A. The same way as always: evaluate policy proposals on how they would likely affect people’s God-given rights, their freedoms, and their abilities to choose and order their lives as they see fit with the protection of and no unnecessary interference from government.

E.g. Pres. Barack Obama’s policies of overregulation and nationalizing health care are wrong and exceedingly harmful. Obama is right about curtailing occupational licensing, and he was right about transparency and open government (which he abandoned, alas).

Moral. The principled liberal should praise pro-freedom initiatives and condemn illiberal policies. (That seems tautological, but as you’ll recall it has been a topsy-turvy year.)

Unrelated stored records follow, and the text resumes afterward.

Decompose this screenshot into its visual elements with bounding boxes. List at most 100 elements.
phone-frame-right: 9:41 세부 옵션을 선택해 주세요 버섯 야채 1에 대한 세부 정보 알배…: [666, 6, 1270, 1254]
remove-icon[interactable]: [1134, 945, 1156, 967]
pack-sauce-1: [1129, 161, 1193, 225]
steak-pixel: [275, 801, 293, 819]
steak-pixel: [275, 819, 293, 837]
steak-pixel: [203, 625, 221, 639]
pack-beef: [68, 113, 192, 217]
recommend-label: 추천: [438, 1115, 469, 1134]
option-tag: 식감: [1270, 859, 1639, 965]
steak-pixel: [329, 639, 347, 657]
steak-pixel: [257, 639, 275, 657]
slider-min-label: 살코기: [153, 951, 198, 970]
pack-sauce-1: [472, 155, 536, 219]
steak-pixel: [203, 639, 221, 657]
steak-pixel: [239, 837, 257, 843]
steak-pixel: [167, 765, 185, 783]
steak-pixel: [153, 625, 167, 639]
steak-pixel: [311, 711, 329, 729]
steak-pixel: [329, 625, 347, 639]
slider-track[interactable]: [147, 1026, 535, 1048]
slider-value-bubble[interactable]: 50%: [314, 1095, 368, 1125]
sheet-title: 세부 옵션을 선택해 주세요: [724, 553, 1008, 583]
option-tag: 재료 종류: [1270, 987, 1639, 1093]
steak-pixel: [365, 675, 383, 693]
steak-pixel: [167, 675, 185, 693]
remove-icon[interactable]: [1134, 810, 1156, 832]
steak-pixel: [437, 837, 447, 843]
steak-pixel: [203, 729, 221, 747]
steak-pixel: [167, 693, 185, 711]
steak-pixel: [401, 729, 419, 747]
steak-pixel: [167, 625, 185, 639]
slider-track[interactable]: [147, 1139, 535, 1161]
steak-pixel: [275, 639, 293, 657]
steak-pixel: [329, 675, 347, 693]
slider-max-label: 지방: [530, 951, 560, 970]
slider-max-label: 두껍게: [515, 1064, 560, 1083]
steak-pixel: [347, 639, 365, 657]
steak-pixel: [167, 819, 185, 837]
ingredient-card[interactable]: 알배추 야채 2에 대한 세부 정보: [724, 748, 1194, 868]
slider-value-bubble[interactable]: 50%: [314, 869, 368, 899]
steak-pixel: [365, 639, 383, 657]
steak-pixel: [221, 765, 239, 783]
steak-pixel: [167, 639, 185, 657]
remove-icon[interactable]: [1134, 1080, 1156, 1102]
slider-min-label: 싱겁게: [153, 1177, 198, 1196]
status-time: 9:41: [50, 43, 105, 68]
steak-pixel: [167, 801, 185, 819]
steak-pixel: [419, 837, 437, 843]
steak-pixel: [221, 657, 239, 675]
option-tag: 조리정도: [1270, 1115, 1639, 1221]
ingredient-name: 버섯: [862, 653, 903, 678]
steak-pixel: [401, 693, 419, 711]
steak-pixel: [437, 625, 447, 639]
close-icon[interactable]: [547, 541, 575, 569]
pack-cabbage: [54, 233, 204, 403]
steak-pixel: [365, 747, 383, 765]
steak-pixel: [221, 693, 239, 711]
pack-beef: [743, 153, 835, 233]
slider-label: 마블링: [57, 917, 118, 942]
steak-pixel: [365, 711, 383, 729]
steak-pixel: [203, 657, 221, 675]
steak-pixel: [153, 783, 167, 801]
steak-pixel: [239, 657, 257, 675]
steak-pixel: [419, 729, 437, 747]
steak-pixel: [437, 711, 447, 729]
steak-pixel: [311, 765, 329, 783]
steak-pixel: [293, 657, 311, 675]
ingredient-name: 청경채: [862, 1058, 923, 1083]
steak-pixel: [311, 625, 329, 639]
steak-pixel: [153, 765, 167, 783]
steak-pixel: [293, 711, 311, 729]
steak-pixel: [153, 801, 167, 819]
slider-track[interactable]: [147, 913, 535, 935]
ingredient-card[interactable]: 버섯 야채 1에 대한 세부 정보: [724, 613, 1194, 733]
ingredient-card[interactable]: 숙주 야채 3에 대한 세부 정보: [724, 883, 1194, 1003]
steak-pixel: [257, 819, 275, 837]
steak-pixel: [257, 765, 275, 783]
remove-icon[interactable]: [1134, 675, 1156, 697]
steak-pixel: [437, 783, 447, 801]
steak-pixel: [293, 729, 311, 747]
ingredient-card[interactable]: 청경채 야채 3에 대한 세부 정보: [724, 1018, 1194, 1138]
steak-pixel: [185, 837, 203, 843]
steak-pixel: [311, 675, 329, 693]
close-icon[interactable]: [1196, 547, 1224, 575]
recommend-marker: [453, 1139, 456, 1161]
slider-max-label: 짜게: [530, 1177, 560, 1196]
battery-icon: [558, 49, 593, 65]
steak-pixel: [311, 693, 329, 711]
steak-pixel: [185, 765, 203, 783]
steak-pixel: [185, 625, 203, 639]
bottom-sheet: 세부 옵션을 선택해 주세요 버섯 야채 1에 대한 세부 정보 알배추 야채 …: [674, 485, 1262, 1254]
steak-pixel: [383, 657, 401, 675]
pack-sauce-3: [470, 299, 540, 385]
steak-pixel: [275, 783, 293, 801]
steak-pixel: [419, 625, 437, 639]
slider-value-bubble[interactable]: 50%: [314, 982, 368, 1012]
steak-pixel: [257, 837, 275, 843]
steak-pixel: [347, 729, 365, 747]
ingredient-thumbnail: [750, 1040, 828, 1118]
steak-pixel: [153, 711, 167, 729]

Application. In 2012, Timothy P. Carney wrote for Washington Examiner about “Obama’s model: Cronyism and corporate welfare.” Here’s a snippet:

Obama’s increasing reliance on the Export-Import Bank of the United States, which is backed by American taxpayers, highlights how his industrial policy is inextricable from corporate welfare and crony capitalism, with subsidies seemingly designed to appeal to swing-state voters.

Obama played blue-collar populist last Wednesday when he hosted a thinly veiled campaign rally under the guise of promoting “insourcing.” Of manufacturing jobs, Obama said, “I want them taking root in places like Michigan and Ohio and Virginia and North Carolina,” conveniently naming four swing states.

To help these jobs “take root,” though, Obama is not proposing to clear the land and till the field — by cutting tax rates, reducing regulation, tethering the out-of-control National Labor Relations Board, or allowing businesses to deduct up front the full cost of their capital investment. No, Obama wants Washington to be the landscape architect, relying on subsidies and targeted tax breaks for favored businesses — while also doling out some punishment for those companies that dare move jobs overseas.

President-elect Donald Trump’s Carrier deal seems to be well in keeping with the model set by Obama. Instead of happening under the banner of “Hope and Change,” it’s “Making America Great Again.”

Regardless of how it’s sold, it’s the same basic idea as Obama’s cronyism.

Except that Trump is also proposing reducing regulation and cutting taxes: ideas I strongly support because they promote economic growth, freedom, and independence from government handouts (and politicians pretending as if they are the directors of industry). I rue his cronyism but welcome his regulatory reform.

Here is a reminder of what cronyism is:

Cronyism is an umbrella term covering a host of government activities by which an industry or even a single firm or speculator is given favors and support that they could not attain in market competition. Such activities include, for example:

  • regulations that help favored businesses, harm their competitors, or both
  • laws that restrict new competitors from entering a market or that raise the cost of remaining in the market
  • government-sponsored cartels and monopolies
  • wasteful and unnecessary spending programs
  • direct subsidies and loan guarantees to favored businesses
  • mandates requiring consumers to buy favored products
  • high nominal corporate income tax rates with tax breaks, reimbursements, or other incentives targeted to specifi?c businesses.